I first read it in a period in my life when I was distinctly unhappy, and not really dealing with the fact that I was happy, and not really dealing with the fact that I was making myself unhappy. I was deep in the stacks of my university library, looking for something else entirely, and the title on the spine jumped out at me like a lightning bolt. Yellow text on a bright blue background! It’s electrifying! It felt like Margaret Atwood grabbed me by the shoulders and looked me in the eye and said it to me, sternly: You. Are. Happy!
And it’s not like I magically became happy, but it jolted me a little, and I needed a jolt. In fact, a lot of the poems in the book are quintessentially Atwood-shivery and unsettling.
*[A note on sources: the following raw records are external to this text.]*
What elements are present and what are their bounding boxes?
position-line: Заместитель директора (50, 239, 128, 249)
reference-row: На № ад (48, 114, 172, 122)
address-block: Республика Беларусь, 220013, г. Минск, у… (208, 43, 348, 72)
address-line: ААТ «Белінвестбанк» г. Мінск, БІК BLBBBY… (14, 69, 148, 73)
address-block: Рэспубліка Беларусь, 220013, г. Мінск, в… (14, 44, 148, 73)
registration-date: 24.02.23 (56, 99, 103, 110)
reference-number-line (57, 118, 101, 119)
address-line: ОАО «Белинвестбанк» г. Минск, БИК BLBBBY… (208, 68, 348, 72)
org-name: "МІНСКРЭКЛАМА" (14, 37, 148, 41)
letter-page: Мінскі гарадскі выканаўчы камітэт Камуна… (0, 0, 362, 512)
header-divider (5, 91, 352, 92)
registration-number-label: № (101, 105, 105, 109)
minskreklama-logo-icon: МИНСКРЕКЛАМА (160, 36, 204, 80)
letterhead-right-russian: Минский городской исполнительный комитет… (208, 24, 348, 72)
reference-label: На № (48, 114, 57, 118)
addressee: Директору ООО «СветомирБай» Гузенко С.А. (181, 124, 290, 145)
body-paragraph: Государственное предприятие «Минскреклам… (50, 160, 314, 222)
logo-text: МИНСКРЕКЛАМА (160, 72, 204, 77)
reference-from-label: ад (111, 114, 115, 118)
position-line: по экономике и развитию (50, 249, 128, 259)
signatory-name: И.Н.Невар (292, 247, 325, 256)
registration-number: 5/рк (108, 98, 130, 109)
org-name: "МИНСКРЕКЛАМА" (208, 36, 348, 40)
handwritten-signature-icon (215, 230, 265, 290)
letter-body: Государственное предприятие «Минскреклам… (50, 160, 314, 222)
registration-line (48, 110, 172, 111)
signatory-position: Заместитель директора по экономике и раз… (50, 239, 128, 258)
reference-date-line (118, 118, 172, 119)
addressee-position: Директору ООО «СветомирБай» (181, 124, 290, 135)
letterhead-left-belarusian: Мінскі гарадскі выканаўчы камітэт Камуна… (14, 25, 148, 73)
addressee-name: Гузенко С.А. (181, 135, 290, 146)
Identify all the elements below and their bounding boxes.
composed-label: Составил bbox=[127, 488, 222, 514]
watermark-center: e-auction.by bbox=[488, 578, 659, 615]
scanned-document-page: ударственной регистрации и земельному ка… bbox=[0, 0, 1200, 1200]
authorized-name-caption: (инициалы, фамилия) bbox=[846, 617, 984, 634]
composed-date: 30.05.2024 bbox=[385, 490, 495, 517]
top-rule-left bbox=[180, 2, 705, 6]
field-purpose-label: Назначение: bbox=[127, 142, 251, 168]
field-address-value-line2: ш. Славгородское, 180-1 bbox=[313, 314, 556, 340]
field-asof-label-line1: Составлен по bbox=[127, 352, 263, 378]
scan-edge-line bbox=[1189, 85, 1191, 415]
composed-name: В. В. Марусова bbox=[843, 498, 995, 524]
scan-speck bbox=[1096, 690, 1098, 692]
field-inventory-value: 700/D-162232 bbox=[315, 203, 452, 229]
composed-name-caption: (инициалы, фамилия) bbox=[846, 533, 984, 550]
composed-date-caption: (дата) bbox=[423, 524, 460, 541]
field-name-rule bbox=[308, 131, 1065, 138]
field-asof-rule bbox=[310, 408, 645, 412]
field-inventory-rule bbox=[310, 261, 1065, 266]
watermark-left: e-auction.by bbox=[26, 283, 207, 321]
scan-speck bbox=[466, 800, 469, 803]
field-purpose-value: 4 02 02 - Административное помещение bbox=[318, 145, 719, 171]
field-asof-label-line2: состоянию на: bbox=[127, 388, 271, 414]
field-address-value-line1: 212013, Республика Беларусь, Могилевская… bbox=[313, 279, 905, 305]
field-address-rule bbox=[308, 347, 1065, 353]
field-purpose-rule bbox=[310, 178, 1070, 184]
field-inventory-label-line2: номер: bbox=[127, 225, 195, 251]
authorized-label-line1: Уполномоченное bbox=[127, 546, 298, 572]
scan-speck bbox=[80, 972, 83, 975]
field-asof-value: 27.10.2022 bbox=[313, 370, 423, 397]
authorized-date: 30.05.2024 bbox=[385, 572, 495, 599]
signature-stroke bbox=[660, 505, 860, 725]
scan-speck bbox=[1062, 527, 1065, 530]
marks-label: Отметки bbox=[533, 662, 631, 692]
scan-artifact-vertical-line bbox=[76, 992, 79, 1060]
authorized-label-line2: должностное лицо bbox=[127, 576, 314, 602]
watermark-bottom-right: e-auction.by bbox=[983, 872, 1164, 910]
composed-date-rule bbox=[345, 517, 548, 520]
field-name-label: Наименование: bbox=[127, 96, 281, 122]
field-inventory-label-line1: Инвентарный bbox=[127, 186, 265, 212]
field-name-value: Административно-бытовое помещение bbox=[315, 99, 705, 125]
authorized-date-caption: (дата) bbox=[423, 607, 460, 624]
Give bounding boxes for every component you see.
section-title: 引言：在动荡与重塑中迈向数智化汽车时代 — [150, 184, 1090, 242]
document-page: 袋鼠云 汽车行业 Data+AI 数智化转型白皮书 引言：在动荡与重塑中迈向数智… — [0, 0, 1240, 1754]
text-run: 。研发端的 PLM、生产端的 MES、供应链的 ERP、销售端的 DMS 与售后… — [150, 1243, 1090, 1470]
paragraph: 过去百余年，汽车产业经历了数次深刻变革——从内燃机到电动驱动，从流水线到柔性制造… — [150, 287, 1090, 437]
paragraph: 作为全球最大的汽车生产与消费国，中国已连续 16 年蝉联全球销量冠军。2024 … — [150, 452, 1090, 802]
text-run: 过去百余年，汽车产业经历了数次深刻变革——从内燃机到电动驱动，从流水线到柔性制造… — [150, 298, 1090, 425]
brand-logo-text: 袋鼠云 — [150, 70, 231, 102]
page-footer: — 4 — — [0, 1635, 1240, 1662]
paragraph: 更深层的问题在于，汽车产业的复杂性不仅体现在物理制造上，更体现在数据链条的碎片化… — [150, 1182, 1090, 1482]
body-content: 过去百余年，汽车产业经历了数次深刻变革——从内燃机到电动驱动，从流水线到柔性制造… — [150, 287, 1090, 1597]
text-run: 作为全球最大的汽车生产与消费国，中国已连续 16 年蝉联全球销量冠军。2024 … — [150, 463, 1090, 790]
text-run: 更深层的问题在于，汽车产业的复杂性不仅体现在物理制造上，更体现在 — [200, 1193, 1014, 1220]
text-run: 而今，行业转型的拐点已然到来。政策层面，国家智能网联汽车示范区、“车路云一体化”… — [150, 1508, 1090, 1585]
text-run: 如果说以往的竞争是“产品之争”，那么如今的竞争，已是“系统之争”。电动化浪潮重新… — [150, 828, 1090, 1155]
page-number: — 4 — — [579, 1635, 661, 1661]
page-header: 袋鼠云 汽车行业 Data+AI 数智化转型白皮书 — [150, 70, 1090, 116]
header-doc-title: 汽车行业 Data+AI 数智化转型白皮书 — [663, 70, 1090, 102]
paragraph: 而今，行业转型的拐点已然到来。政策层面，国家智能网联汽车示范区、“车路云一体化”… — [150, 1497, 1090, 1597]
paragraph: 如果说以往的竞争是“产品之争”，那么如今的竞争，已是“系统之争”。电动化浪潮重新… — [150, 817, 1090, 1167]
But they’re beautiful, too – little ways of spying out how the world is more than it seems, for both good and ill.
I haven’t read the other two collections, which I picked up three days earlier when my favourite local used bookstore had a huge book sale, but I’ve been meaning to get to them for a long time. I suspect one or both of them will come up on my comps list in a couple of months – Circle Game as, I’m told, some of Atwood’s sharpest feminist poetry, and Susanna Moodie as a heartrending (and far more readable) retelling of one of CanLit’s oldest books – which definitely will be something I have to read by this time next year.